Simon Rabinovitch, diplômé en arts, a été inscrit au palmarès du doyen de 1999 à 2003 et a reçu plusieurs prix universitaires, notamment une bourse McConnell. Poète publié, il a été journaliste et rédacteur aux informations du McGill Daily. De plus, M. Rabinovitch a fait partie de l'Association des étudiants des Nations Unies de l'Université McGill. Sportif affirmé, il a joué au hockey en salle, pratique la course de fond et s'adonne au camping et au ski. Ses intérêts académiques sont principalement axés sur l'histoire moderne de la Chine, les questions d'actualité et le mandarin. Il étudie actuellement à l'Université des langues et de la culture de Beijing.

En 2001, M. Rabinovitch a créé et coordonné, à l'Université McGill, une initiative de diffusion externe, à savoir un « cours d'arts et lettres du centre-ville », dans le cadre de laquelle il jouait un rôle de modérateur dans des discussions entre des personnes qui n'avaient pas nécessairement accès à l'université. Durant l'été de 2002, il a été instituteur-ouvrier du Collège Frontière; à ce titre, il a initié des travailleurs émigrés mexicains à l'écriture et à la lecture et travaillé auprès d'ouvriers dans une exploitation de culture fruitière.
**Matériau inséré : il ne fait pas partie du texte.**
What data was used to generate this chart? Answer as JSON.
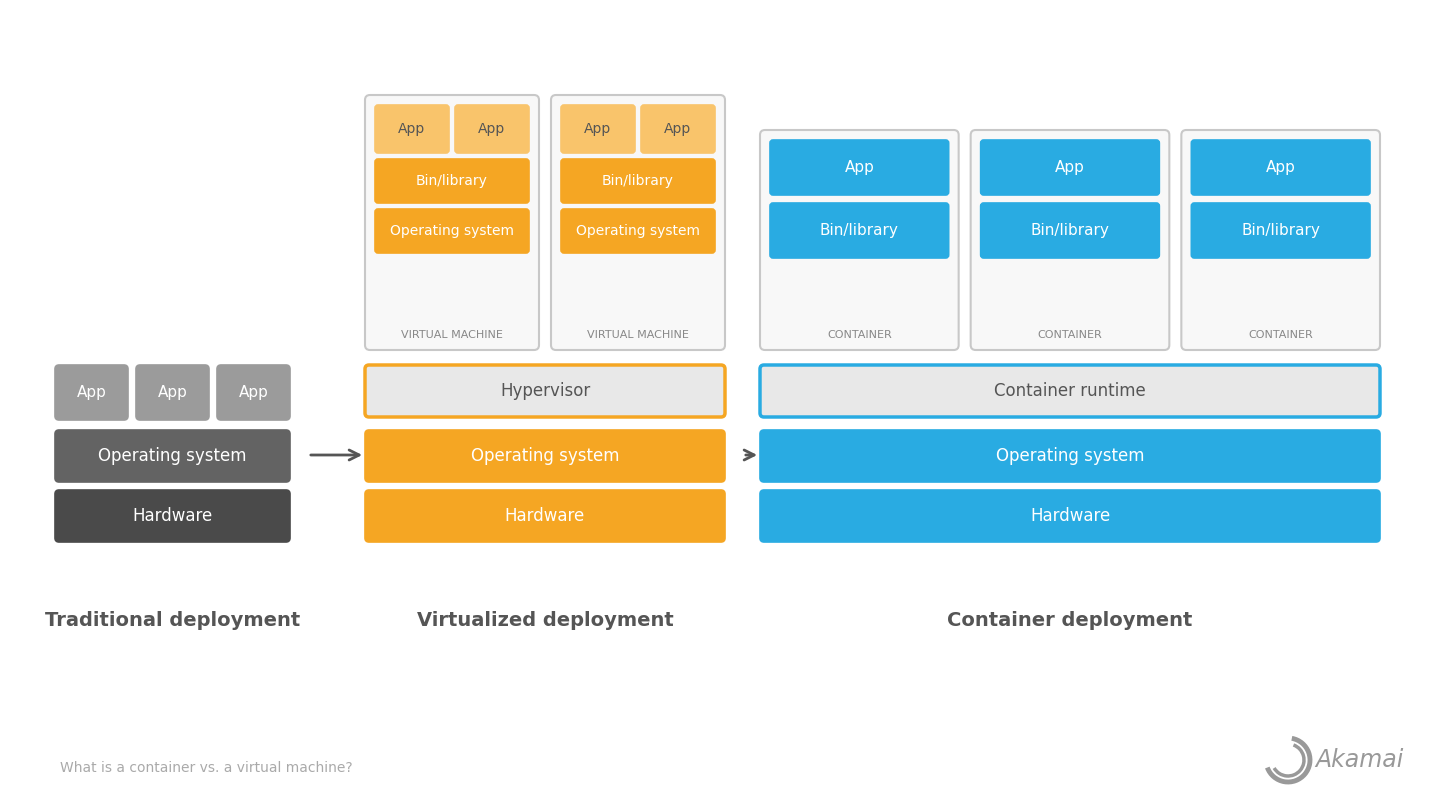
{
  "bg_color": "#ffffff",
  "orange": "#F5A623",
  "orange_light": "#F9C46B",
  "dark_gray1": "#4A4A4A",
  "dark_gray2": "#636363",
  "app_gray": "#9B9B9B",
  "light_gray": "#E8E8E8",
  "blue": "#29ABE2",
  "border_gray": "#C8C8C8",
  "text_white": "#ffffff",
  "text_dark": "#555555",
  "text_label": "#888888",
  "akamai_gray": "#999999",
  "footer_text_color": "#aaaaaa",
  "title_traditional": "Traditional deployment",
  "title_virtualized": "Virtualized deployment",
  "title_container": "Container deployment",
  "footer_left": "What is a container vs. a virtual machine?",
  "footer_right": "Akamai"
}
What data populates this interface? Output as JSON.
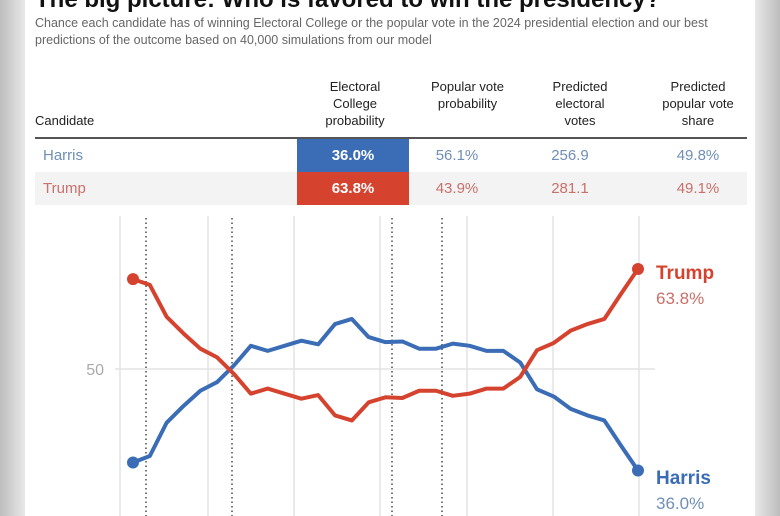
{
  "header": {
    "title": "The big picture: Who is favored to win the presidency?",
    "subtitle": "Chance each candidate has of winning Electoral College or the popular vote in the 2024 presidential election and our best predictions of the outcome based on 40,000 simulations from our model"
  },
  "table": {
    "columns": [
      "Candidate",
      "Electoral College probability",
      "Popular vote probability",
      "Predicted electoral votes",
      "Predicted popular vote share"
    ],
    "rows": [
      {
        "candidate": "Harris",
        "ec": "36.0%",
        "pv": "56.1%",
        "ev": "256.9",
        "share": "49.8%"
      },
      {
        "candidate": "Trump",
        "ec": "63.8%",
        "pv": "43.9%",
        "ev": "281.1",
        "share": "49.1%"
      }
    ]
  },
  "colors": {
    "harris": "#3a6db5",
    "trump": "#d5432f",
    "harris_text": "#6f8fb5",
    "trump_text": "#c9706a"
  },
  "chart_data": {
    "type": "line",
    "ylabel": "",
    "y_tick_labels": [
      "50"
    ],
    "grid": true,
    "legend": "end-labels-right",
    "series": [
      {
        "name": "Harris",
        "end_label": "36.0%",
        "values": [
          37.1,
          38.0,
          42.6,
          44.9,
          47.0,
          48.2,
          50.5,
          53.2,
          52.5,
          53.2,
          53.9,
          53.4,
          56.2,
          56.9,
          54.4,
          53.7,
          53.8,
          52.8,
          52.8,
          53.5,
          53.2,
          52.5,
          52.5,
          50.9,
          47.2,
          46.2,
          44.5,
          43.6,
          42.9,
          39.4,
          36.0
        ]
      },
      {
        "name": "Trump",
        "end_label": "63.8%",
        "values": [
          62.4,
          61.6,
          57.2,
          54.9,
          52.8,
          51.6,
          49.3,
          46.6,
          47.3,
          46.6,
          45.9,
          46.4,
          43.6,
          42.9,
          45.4,
          46.1,
          46.0,
          47.0,
          47.0,
          46.3,
          46.6,
          47.3,
          47.3,
          48.9,
          52.6,
          53.6,
          55.3,
          56.2,
          56.9,
          60.4,
          63.8
        ]
      }
    ]
  }
}
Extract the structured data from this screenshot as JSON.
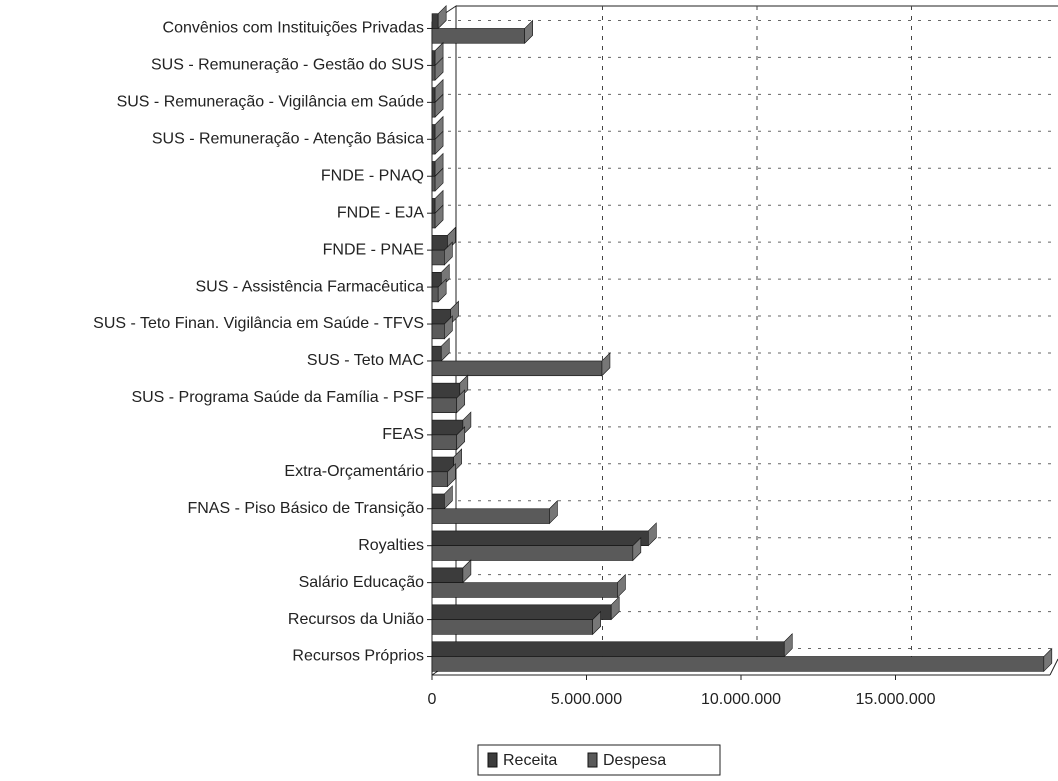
{
  "chart_data": {
    "type": "bar",
    "orientation": "horizontal",
    "categories": [
      "Convênios com Instituições Privadas",
      "SUS - Remuneração - Gestão do SUS",
      "SUS - Remuneração - Vigilância em Saúde",
      "SUS - Remuneração - Atenção Básica",
      "FNDE - PNAQ",
      "FNDE - EJA",
      "FNDE - PNAE",
      "SUS - Assistência Farmacêutica",
      "SUS - Teto Finan. Vigilância em Saúde - TFVS",
      "SUS - Teto MAC",
      "SUS - Programa Saúde da Família - PSF",
      "FEAS",
      "Extra-Orçamentário",
      "FNAS - Piso Básico de Transição",
      "Royalties",
      "Salário Educação",
      "Recursos da União",
      "Recursos Próprios"
    ],
    "series": [
      {
        "name": "Receita",
        "color": "#3c3c3c",
        "values": [
          200000,
          100000,
          100000,
          100000,
          100000,
          100000,
          500000,
          300000,
          600000,
          300000,
          900000,
          1000000,
          700000,
          400000,
          7000000,
          1000000,
          5800000,
          11400000
        ]
      },
      {
        "name": "Despesa",
        "color": "#5a5a5a",
        "values": [
          3000000,
          100000,
          100000,
          100000,
          100000,
          100000,
          400000,
          200000,
          400000,
          5500000,
          800000,
          800000,
          500000,
          3800000,
          6500000,
          6000000,
          5200000,
          19800000
        ]
      }
    ],
    "xlim": [
      0,
      20000000
    ],
    "xticks": [
      0,
      {
        "value": 5000000,
        "label": "5.000.000"
      },
      {
        "value": 10000000,
        "label": "10.000.000"
      },
      {
        "value": 15000000,
        "label": "15.000.000"
      }
    ],
    "grid": true,
    "legend": "bottom"
  }
}
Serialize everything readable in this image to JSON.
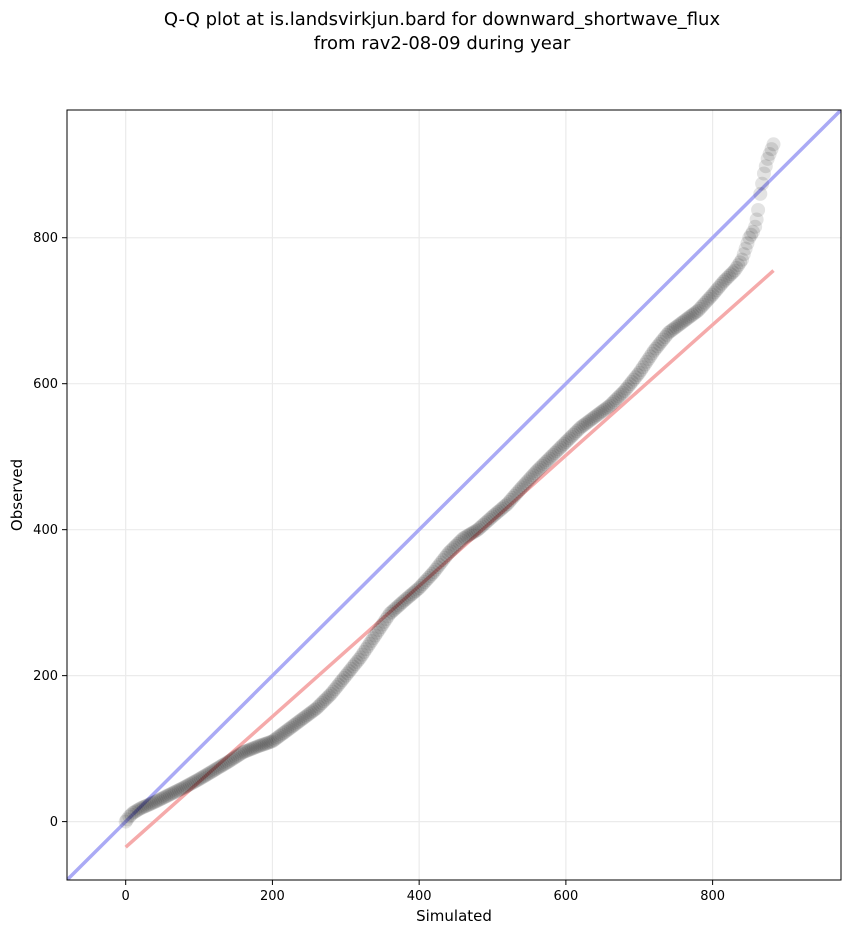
{
  "chart_data": {
    "type": "scatter",
    "title": [
      "Q-Q plot at is.landsvirkjun.bard for downward_shortwave_flux",
      "from rav2-08-09 during year"
    ],
    "xlabel": "Simulated",
    "ylabel": "Observed",
    "xlim": [
      -80,
      975
    ],
    "ylim": [
      -80,
      975
    ],
    "xticks": [
      0,
      200,
      400,
      600,
      800
    ],
    "yticks": [
      0,
      200,
      400,
      600,
      800
    ],
    "grid": true,
    "colors": {
      "points": "#000000",
      "identity_line": "#aaaaf5",
      "fit_line": "#f5aaaa",
      "grid": "#ebebeb"
    },
    "identity_line": [
      [
        -80,
        -80
      ],
      [
        975,
        975
      ]
    ],
    "fit_line": [
      [
        0,
        -35
      ],
      [
        883,
        755
      ]
    ],
    "quantiles": {
      "x": [
        0,
        2,
        5,
        10,
        20,
        40,
        60,
        80,
        100,
        120,
        140,
        160,
        180,
        200,
        220,
        240,
        260,
        280,
        300,
        320,
        340,
        360,
        380,
        400,
        420,
        440,
        460,
        480,
        500,
        520,
        540,
        560,
        580,
        600,
        620,
        640,
        660,
        680,
        700,
        720,
        740,
        760,
        780,
        800,
        815,
        830,
        840,
        845,
        850,
        855,
        858,
        860,
        862,
        865,
        870,
        875,
        883
      ],
      "y": [
        0,
        3,
        7,
        12,
        18,
        27,
        37,
        47,
        58,
        70,
        82,
        95,
        103,
        110,
        125,
        140,
        155,
        175,
        200,
        225,
        255,
        285,
        303,
        320,
        342,
        368,
        388,
        400,
        418,
        435,
        458,
        480,
        500,
        520,
        540,
        555,
        570,
        590,
        615,
        645,
        670,
        685,
        700,
        722,
        740,
        755,
        770,
        785,
        800,
        808,
        815,
        825,
        838,
        860,
        888,
        908,
        928
      ]
    }
  }
}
À l'Université Oxford, M. Rabinovitch prévoit étudier les relations internationales, avec une spécialité en relations sino-occidentales. « Oxford se trouve au cœur du savoir anglo-américain en matière d'études chinoises, déclare le boursier, qui compte embrasser le professorat. J'entends également travailler à titre de conseiller auprès de gouvernements et d'organisations multinationales, et contribuer ainsi à l'élaboration de relations constructives et harmonieuses entre la Chine et l'Occident ».